The man who planted trees

The man who planted trees

The church I grew up in got quite a surprise one Sunday in 1990 when one of the missionaries we supported stood before the congregation and explained that he hadn't been telling us the whole truth for the past 10 years.

That church had a passion for sending out missionaries. Hydewood Park Baptist Church supported a lot of missionaries, and the people there dug deep into their pockets to provide that support. And we prayed for them a lot too, covering our refrigerators with pictures of these missionary families as a daily reminder to do so.

When our missionaries were stateside on furlough, they would visit the church to report on their work overseas (and, yes, to shore up continued support). They would often give brief remarks in the Sunday morning service, then spend the afternoon sharing a meal in the home of some member of the church before returning to preach in the evening service.

One of the younger missionary couples always came to have dinner at our house. When these missionaries were still in high school they had attended the summer Bible camp where my parents had been counselors years ago. (It's where my parents met.)

These missionaries worked with InterVarsity Christian Fellowship in Austria. You may be familiar with InterVarsity from their work on college campuses across the U.S. (They're like Campus Crusade, except sane.)

All through the 1980s our church supported these missionaries. But for all that time they never really told us what they had been doing. They didn't tell us the real story until they returned on furlough in 1990 and Bob, the husband, came clean.

It seems they weren't really working in Austria. That was just where they were based. That was their cover. They were actually working in Czechoslovakia, Hungary, Bulgaria, Romania, Albania and the former Yugoslavia.
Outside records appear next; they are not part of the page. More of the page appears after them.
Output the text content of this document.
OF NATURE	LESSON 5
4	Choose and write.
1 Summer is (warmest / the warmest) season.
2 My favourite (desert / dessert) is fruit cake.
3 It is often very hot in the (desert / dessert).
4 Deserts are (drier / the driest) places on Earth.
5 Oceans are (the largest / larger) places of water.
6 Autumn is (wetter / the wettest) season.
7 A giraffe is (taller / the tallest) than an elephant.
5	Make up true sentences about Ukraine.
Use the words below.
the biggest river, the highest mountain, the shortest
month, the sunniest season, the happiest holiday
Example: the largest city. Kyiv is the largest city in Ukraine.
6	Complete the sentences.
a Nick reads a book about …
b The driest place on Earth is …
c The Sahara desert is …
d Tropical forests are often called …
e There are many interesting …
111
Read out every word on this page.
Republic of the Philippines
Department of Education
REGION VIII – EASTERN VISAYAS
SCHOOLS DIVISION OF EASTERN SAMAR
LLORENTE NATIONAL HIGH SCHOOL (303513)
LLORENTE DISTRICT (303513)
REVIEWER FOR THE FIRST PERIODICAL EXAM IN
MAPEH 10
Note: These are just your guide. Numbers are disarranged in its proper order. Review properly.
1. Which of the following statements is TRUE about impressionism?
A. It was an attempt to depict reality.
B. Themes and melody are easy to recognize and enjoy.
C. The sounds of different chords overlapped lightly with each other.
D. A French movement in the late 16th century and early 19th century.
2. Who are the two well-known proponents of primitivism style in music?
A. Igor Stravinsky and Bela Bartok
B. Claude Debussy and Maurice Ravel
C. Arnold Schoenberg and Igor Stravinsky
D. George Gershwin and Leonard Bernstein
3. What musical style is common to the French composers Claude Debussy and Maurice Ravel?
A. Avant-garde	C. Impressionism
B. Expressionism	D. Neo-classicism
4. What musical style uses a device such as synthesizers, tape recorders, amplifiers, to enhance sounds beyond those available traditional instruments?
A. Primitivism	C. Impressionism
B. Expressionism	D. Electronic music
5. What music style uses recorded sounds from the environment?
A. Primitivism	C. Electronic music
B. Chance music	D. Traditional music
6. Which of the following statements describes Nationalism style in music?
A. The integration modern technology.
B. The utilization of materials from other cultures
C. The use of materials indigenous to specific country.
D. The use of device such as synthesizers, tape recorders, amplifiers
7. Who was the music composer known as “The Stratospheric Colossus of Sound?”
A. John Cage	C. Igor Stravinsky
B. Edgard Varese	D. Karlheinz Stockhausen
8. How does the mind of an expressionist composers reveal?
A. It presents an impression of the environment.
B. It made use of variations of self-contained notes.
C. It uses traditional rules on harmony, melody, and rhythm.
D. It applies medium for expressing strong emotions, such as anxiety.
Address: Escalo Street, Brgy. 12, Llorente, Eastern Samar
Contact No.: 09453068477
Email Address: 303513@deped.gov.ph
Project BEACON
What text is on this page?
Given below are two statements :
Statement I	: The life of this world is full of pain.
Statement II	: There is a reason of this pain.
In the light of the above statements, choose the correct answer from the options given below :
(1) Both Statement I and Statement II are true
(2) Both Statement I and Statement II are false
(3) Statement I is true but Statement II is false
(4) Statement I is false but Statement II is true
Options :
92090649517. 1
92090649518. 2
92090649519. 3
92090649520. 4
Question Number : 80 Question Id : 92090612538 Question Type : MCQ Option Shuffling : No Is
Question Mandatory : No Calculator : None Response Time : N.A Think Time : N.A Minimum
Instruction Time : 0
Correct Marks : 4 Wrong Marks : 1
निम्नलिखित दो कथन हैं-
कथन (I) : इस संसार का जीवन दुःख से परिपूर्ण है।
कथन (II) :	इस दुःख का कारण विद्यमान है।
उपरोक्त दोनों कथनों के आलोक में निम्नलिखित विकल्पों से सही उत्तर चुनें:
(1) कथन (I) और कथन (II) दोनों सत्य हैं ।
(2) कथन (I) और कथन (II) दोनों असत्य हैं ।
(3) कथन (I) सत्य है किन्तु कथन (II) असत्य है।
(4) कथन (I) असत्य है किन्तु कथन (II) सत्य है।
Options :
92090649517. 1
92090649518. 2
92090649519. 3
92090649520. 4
Bob, it turns out, was a missionary James Bond — on his savior's secret service. Like any IVCF worker in the states, he met with groups of college students for prayer, Bible study and fellowship. But the groups Bob worked with lived in places where such meetings were illegal. The students he met with were exercising rights — freedom of conscience, freedom of worship, freedom of assembly — that their governments did not yet recognize.

One of the places where such a group of students gathered was in Timisoara, Romania. You've seen pictures of the church where some of these students attended. You've seen pictures of some of the students Bob worked with, standing with candles in the snow in the December of 1989. (Read more here.)

That was just 15 years ago. A wave of revolution, freedom, democracy and human rights swept across Eastern Europe reaching, by August of 1991, into the very heart of Red Square in Moscow.

I bring up this story as a counter to the binary accusation of "do-nothingism" that has become the last, desperate accusation leveled in defense of the U.S.-led invasion of Iraq. Those who opposed this invasion are told that if our position had prevailed Saddam Hussein would still be in power today. Perhaps. Perhaps not. The events of 1989 took the world by surprise.

But what strikes me about Bob's work — like the work of so many people throughout the long decades of the Cold War — is the enduring patience and determination. Bob learned the languages. He helped to strengthen the civil society. He was planting trees, trees with roots deep and strong enough to break through concrete.

Contrast that approach with the blundering impatience of the Bay of Pigs. Contrast the difference in outcomes. One worked. The other didn't. And yet the latter has become the model we're now told to embrace lest we be accused of being "objectively pro-Saddam" enemies of freedom.

It seems to me that if we're really serious about "promoting democracy" that we ought to be studying the events of 1989 very carefully. What were the conditions and preconditions in Czechoslovakia that led to the Velvet Revolution? Can those conditions be replicated, translated and recreated elsewhere? What were the differences in the former Yugoslavia that caused it to be the chaotic exception to the triumphs in the rest of the region? Was that situation avoidable?

Many people are studying all of this, of course, but their work is currently out of favor. It's too long-term, too slow. Too hard.

Such patience can no longer be afforded, we are told, because the events of Sept. 11 "changed everything." We now live under the threat of sudden, deadly attack here on American soil. As though that same thing had not been true during every day of the Cold War.

We know what works. We're seeing again what doesn't work. It would be nice if the proponents of what doesn't work would stop accusing the proponents of what does of "do-nothingism."